One thing everyone should know about “The Boss Baby” is that it is very obscure. The concept of a talking, business suit-wearing baby going undercover in a new family sounds like a strange idea for a movie, but the concept isn’t as ridiculously absurd when you see the final product. “The Boss Baby” is well presented in the sense that it doesn’t take itself too seriously. It knows how ridiculous its premise is and it runs with it and it’s rather refreshing to see a film that’s not afraid to embrace it’s ridiculousness rather than justify it.

Strangely enough, “The Boss Baby” manages to tackles some pretty deep themes. The concepts of family, brotherly love and rivalry, and the difficult transition that an older sibling would face with a new member of the family coming into the picture are all central points of this entertaining children’s tail. The brothers Tim and The Boss Baby form a relationship that is actually quite relatable and adorable with each having their own lessons to share. Tim enjoys many aspects of being an only child and struggles when the new baby becomes the literal boss of his family, taking the love he once enjoyed away from him. The Boss Baby in turn has never known a family or what it’s like to be loved beyond the praise of his coworkers and higher ups. Together the characters teach two intertwining and thought provoking lessons that actually make “The Boss Baby” an appropriate family film. Combine that with dedicated and talented voice acting and top notch animation and one could say “The Boss Baby” is an important and socially aware piece of animated art, but unfortunately the film betrays itself in many way.

Despite it’s deeper themes that could have easily helped “The Boss Baby” stand out, the movie is very heavily dependent of poop jokes, dry business-based humor, and a completely obscure major conflict that unfortunately overshadows the much more relatable, and frankly enjoyable brother-versus-brother rivalry that makes up the first act.

While the war against Puppy Co actually forces the film to delve into cliché territory, with a surprise villain and a surprise motive that we all should have seen coming. It’s the movie’s inter-brother conflict that really shines and I actually wish the writers took a different direction in their approach to utilizing the source material. The Boss Baby as a character is genuinely adorable at times and seeing Tim Templeton suffer from having a new brother around is actually quite heart wrenching, until you discover that the filmmakers used this conflict as a tool to jumpstart a much less worthy climax that, in all honestly, drags the movie down quite a bit.
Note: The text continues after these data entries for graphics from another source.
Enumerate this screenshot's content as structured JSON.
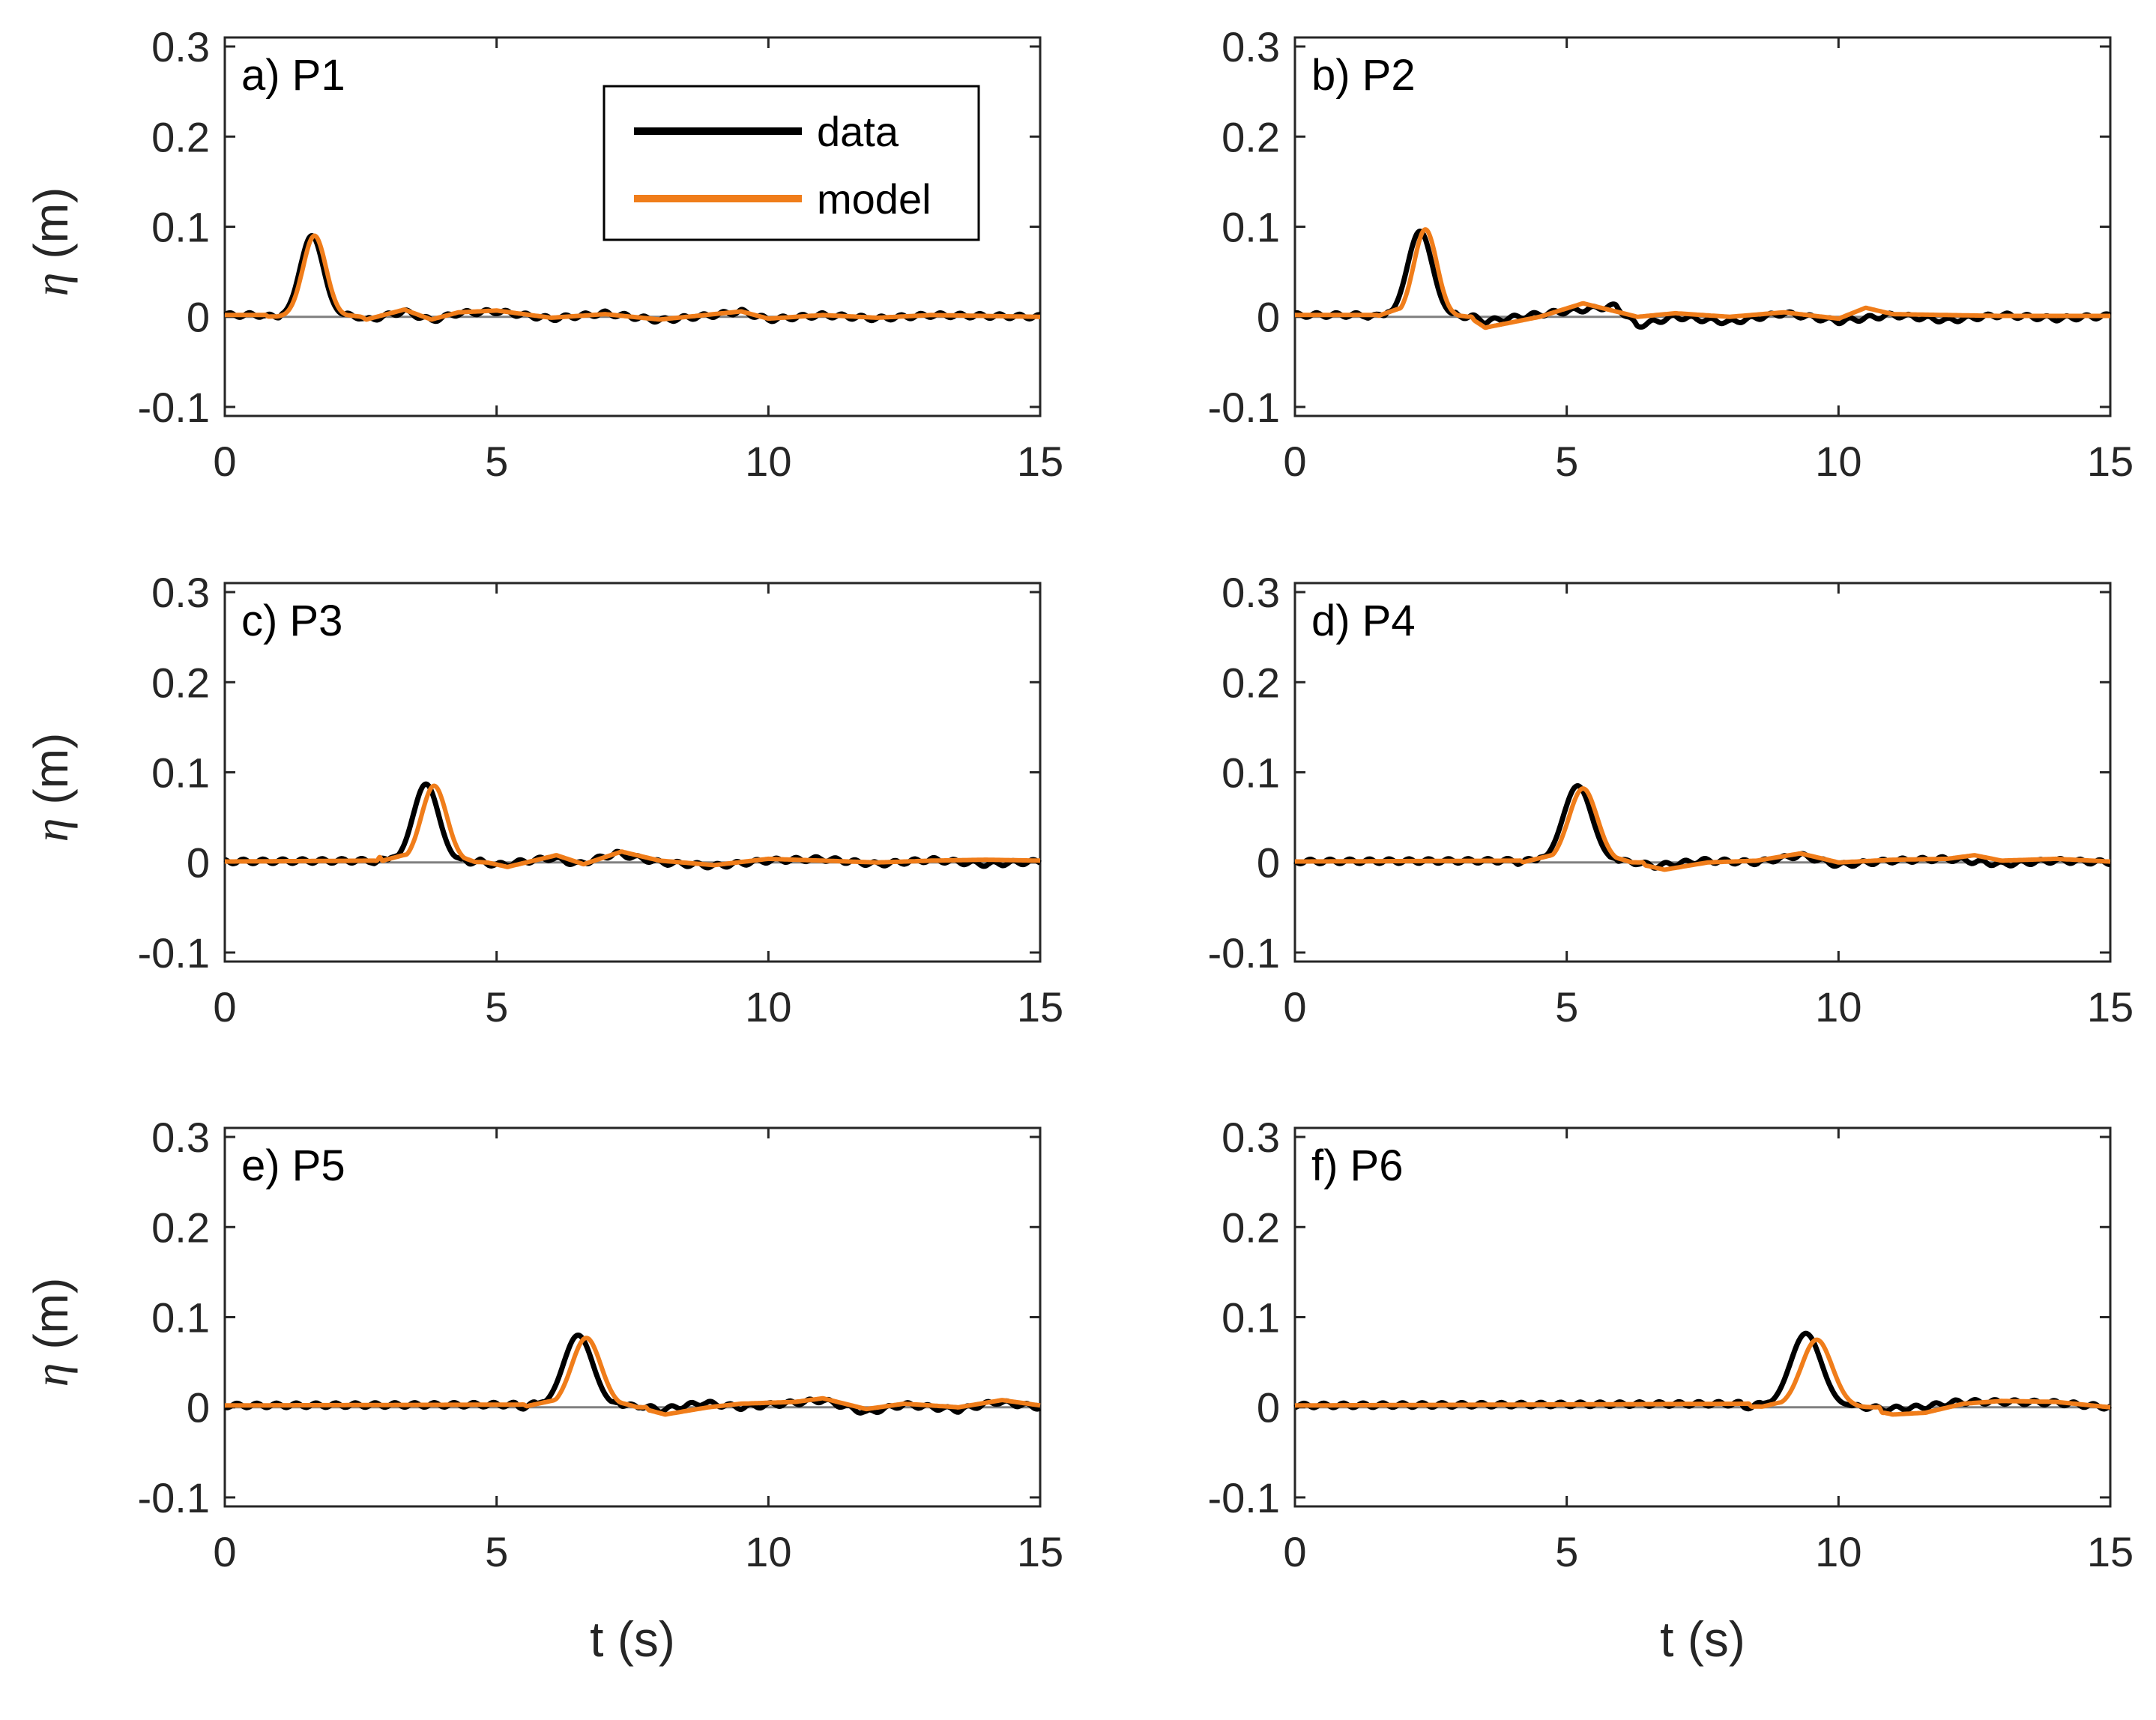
{
  "chart_data": [
    {
      "type": "line",
      "panel_label": "a) P1",
      "xlabel": "",
      "ylabel_symbol": "η",
      "ylabel_unit": "(m)",
      "xlim": [
        0,
        15
      ],
      "ylim": [
        -0.11,
        0.31
      ],
      "xticks": [
        "0",
        "5",
        "10",
        "15"
      ],
      "yticks": [
        "-0.1",
        "0",
        "0.1",
        "0.2",
        "0.3"
      ],
      "baseline": 0,
      "series": [
        {
          "name": "data",
          "color": "#000000",
          "peak": {
            "t": 1.6,
            "eta": 0.09
          },
          "width": 0.3,
          "x": [
            0,
            1.0,
            1.6,
            2.2,
            2.6,
            3.3,
            3.8,
            4.3,
            5.0,
            6.0,
            7.0,
            8.0,
            9.0,
            9.5,
            10.0,
            11.0,
            12.0,
            13.0,
            14.0,
            15.0
          ],
          "y": [
            0.002,
            0.002,
            0.09,
            0.01,
            -0.004,
            0.006,
            -0.004,
            0.004,
            0.006,
            -0.002,
            0.004,
            -0.004,
            0.002,
            0.006,
            -0.003,
            0.002,
            -0.002,
            0.002,
            0.001,
            0.0
          ]
        },
        {
          "name": "model",
          "color": "#f07d1a",
          "peak": {
            "t": 1.65,
            "eta": 0.09
          },
          "width": 0.3,
          "x": [
            0,
            1.0,
            1.65,
            2.25,
            2.6,
            3.3,
            3.8,
            4.3,
            5.0,
            6.0,
            7.0,
            8.0,
            9.0,
            9.5,
            10.0,
            11.0,
            12.0,
            13.0,
            14.0,
            15.0
          ],
          "y": [
            0.002,
            0.002,
            0.09,
            0.01,
            -0.003,
            0.008,
            -0.003,
            0.005,
            0.007,
            -0.001,
            0.003,
            -0.003,
            0.003,
            0.006,
            -0.002,
            0.002,
            -0.001,
            0.002,
            0.001,
            0.0
          ]
        }
      ]
    },
    {
      "type": "line",
      "panel_label": "b) P2",
      "xlabel": "",
      "ylabel_symbol": "",
      "ylabel_unit": "",
      "xlim": [
        0,
        15
      ],
      "ylim": [
        -0.11,
        0.31
      ],
      "xticks": [
        "0",
        "5",
        "10",
        "15"
      ],
      "yticks": [
        "-0.1",
        "0",
        "0.1",
        "0.2",
        "0.3"
      ],
      "baseline": 0,
      "series": [
        {
          "name": "data",
          "color": "#000000",
          "peak": {
            "t": 2.3,
            "eta": 0.095
          },
          "width": 0.32,
          "x": [
            0,
            1.5,
            2.3,
            3.0,
            3.5,
            4.5,
            5.3,
            5.9,
            6.3,
            7.0,
            8.0,
            9.0,
            10.0,
            11.0,
            12.0,
            13.0,
            14.0,
            15.0
          ],
          "y": [
            0.002,
            0.002,
            0.095,
            0.006,
            -0.005,
            0.003,
            0.008,
            0.012,
            -0.01,
            0.0,
            -0.006,
            0.004,
            -0.005,
            0.002,
            -0.004,
            0.002,
            -0.002,
            0.001
          ]
        },
        {
          "name": "model",
          "color": "#f07d1a",
          "peak": {
            "t": 2.4,
            "eta": 0.097
          },
          "width": 0.3,
          "x": [
            0,
            1.5,
            2.4,
            3.0,
            3.5,
            4.5,
            5.3,
            5.9,
            6.3,
            7.0,
            8.0,
            9.0,
            10.0,
            10.5,
            11.0,
            12.0,
            13.0,
            14.0,
            15.0
          ],
          "y": [
            0.002,
            0.002,
            0.097,
            0.008,
            -0.012,
            0.0,
            0.015,
            0.006,
            0.0,
            0.004,
            0.0,
            0.005,
            -0.002,
            0.01,
            0.003,
            0.002,
            0.001,
            0.001,
            0.001
          ]
        }
      ]
    },
    {
      "type": "line",
      "panel_label": "c) P3",
      "xlabel": "",
      "ylabel_symbol": "η",
      "ylabel_unit": "(m)",
      "xlim": [
        0,
        15
      ],
      "ylim": [
        -0.11,
        0.31
      ],
      "xticks": [
        "0",
        "5",
        "10",
        "15"
      ],
      "yticks": [
        "-0.1",
        "0",
        "0.1",
        "0.2",
        "0.3"
      ],
      "baseline": 0,
      "series": [
        {
          "name": "data",
          "color": "#000000",
          "peak": {
            "t": 3.7,
            "eta": 0.087
          },
          "width": 0.33,
          "x": [
            0,
            2.8,
            3.7,
            4.5,
            5.0,
            6.0,
            6.5,
            7.2,
            8.0,
            9.0,
            10.0,
            11.0,
            12.0,
            13.0,
            14.0,
            15.0
          ],
          "y": [
            0.001,
            0.002,
            0.087,
            0.004,
            -0.003,
            0.005,
            -0.002,
            0.01,
            0.0,
            -0.004,
            0.002,
            0.004,
            -0.002,
            0.003,
            -0.002,
            0.001
          ]
        },
        {
          "name": "model",
          "color": "#f07d1a",
          "peak": {
            "t": 3.85,
            "eta": 0.085
          },
          "width": 0.33,
          "x": [
            0,
            2.8,
            3.85,
            4.6,
            5.2,
            6.1,
            6.6,
            7.3,
            8.0,
            9.0,
            10.0,
            11.0,
            12.0,
            13.0,
            14.0,
            15.0
          ],
          "y": [
            0.001,
            0.002,
            0.085,
            0.003,
            -0.005,
            0.008,
            -0.002,
            0.012,
            0.002,
            -0.003,
            0.004,
            0.002,
            0.0,
            0.002,
            0.003,
            0.002
          ]
        }
      ]
    },
    {
      "type": "line",
      "panel_label": "d) P4",
      "xlabel": "",
      "ylabel_symbol": "",
      "ylabel_unit": "",
      "xlim": [
        0,
        15
      ],
      "ylim": [
        -0.11,
        0.31
      ],
      "xticks": [
        "0",
        "5",
        "10",
        "15"
      ],
      "yticks": [
        "-0.1",
        "0",
        "0.1",
        "0.2",
        "0.3"
      ],
      "baseline": 0,
      "series": [
        {
          "name": "data",
          "color": "#000000",
          "peak": {
            "t": 5.2,
            "eta": 0.085
          },
          "width": 0.37,
          "x": [
            0,
            4.2,
            5.2,
            6.1,
            6.6,
            7.5,
            8.5,
            9.3,
            10.0,
            11.0,
            12.0,
            13.0,
            14.0,
            15.0
          ],
          "y": [
            0.001,
            0.002,
            0.085,
            0.002,
            -0.004,
            0.002,
            0.0,
            0.008,
            -0.003,
            0.002,
            0.004,
            -0.002,
            0.002,
            0.0
          ]
        },
        {
          "name": "model",
          "color": "#f07d1a",
          "peak": {
            "t": 5.3,
            "eta": 0.082
          },
          "width": 0.37,
          "x": [
            0,
            4.2,
            5.3,
            6.2,
            6.8,
            7.6,
            8.5,
            9.3,
            10.0,
            11.0,
            12.0,
            12.5,
            13.0,
            14.0,
            15.0
          ],
          "y": [
            0.001,
            0.002,
            0.082,
            0.0,
            -0.008,
            0.0,
            0.002,
            0.01,
            0.0,
            0.003,
            0.004,
            0.008,
            0.002,
            0.004,
            0.001
          ]
        }
      ]
    },
    {
      "type": "line",
      "panel_label": "e) P5",
      "xlabel": "t (s)",
      "ylabel_symbol": "η",
      "ylabel_unit": "(m)",
      "xlim": [
        0,
        15
      ],
      "ylim": [
        -0.11,
        0.31
      ],
      "xticks": [
        "0",
        "5",
        "10",
        "15"
      ],
      "yticks": [
        "-0.1",
        "0",
        "0.1",
        "0.2",
        "0.3"
      ],
      "baseline": 0,
      "series": [
        {
          "name": "data",
          "color": "#000000",
          "peak": {
            "t": 6.5,
            "eta": 0.08
          },
          "width": 0.38,
          "x": [
            0,
            5.5,
            6.5,
            7.5,
            8.0,
            8.8,
            9.5,
            10.5,
            11.0,
            11.8,
            12.5,
            13.5,
            14.2,
            15.0
          ],
          "y": [
            0.002,
            0.003,
            0.08,
            0.004,
            -0.003,
            0.005,
            0.0,
            0.005,
            0.008,
            -0.006,
            0.003,
            -0.003,
            0.006,
            0.0
          ]
        },
        {
          "name": "model",
          "color": "#f07d1a",
          "peak": {
            "t": 6.65,
            "eta": 0.077
          },
          "width": 0.38,
          "x": [
            0,
            5.5,
            6.65,
            7.6,
            8.1,
            8.9,
            9.5,
            10.5,
            11.0,
            11.8,
            12.5,
            13.5,
            14.3,
            15.0
          ],
          "y": [
            0.002,
            0.003,
            0.077,
            0.0,
            -0.008,
            0.0,
            0.004,
            0.006,
            0.01,
            -0.002,
            0.004,
            0.0,
            0.008,
            0.002
          ]
        }
      ]
    },
    {
      "type": "line",
      "panel_label": "f) P6",
      "xlabel": "t (s)",
      "ylabel_symbol": "",
      "ylabel_unit": "",
      "xlim": [
        0,
        15
      ],
      "ylim": [
        -0.11,
        0.31
      ],
      "xticks": [
        "0",
        "5",
        "10",
        "15"
      ],
      "yticks": [
        "-0.1",
        "0",
        "0.1",
        "0.2",
        "0.3"
      ],
      "baseline": 0,
      "series": [
        {
          "name": "data",
          "color": "#000000",
          "peak": {
            "t": 9.4,
            "eta": 0.082
          },
          "width": 0.4,
          "x": [
            0,
            8.4,
            9.4,
            10.3,
            10.8,
            11.5,
            12.2,
            13.0,
            14.0,
            15.0
          ],
          "y": [
            0.002,
            0.004,
            0.082,
            0.003,
            -0.002,
            0.0,
            0.006,
            0.006,
            0.005,
            0.0
          ]
        },
        {
          "name": "model",
          "color": "#f07d1a",
          "peak": {
            "t": 9.6,
            "eta": 0.075
          },
          "width": 0.4,
          "x": [
            0,
            8.6,
            9.6,
            10.5,
            11.0,
            11.6,
            12.3,
            13.0,
            14.0,
            15.0
          ],
          "y": [
            0.002,
            0.004,
            0.075,
            -0.002,
            -0.008,
            -0.006,
            0.004,
            0.007,
            0.006,
            0.0
          ]
        }
      ]
    }
  ],
  "legend": {
    "entries": [
      {
        "label": "data",
        "color": "#000000"
      },
      {
        "label": "model",
        "color": "#f07d1a"
      }
    ],
    "placement": "top-right of panel a"
  },
  "colors": {
    "data": "#000000",
    "model": "#f07d1a",
    "baseline": "#808080",
    "axis": "#262626"
  }
}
All in all “The Boss Baby” is a surprisingly adorable and likable film overall, as ridiculous as its concept may be. The film unfortunately embraces an identity that detracts from its social significance and relies more on poopy jokes and its surprise villain revelation that the film’s two brothers have to endure. Children will enjoy this film and adults may find some great aspects to appreciate as well, but while “The Boss Baby” is not a horrible animated feature by any definition it could have benefited from a more aware writing team and a different direction which, to be honest, is a unique complaint for a film. I know this is supposed to be a kids movie, but as we’ve seen with films like “Up” and “Inside Out” from Pixar it is possible to combine a bit of child-friendly ridiculousness and deep themes well. I just wish “The Boss Baby” took a similar route.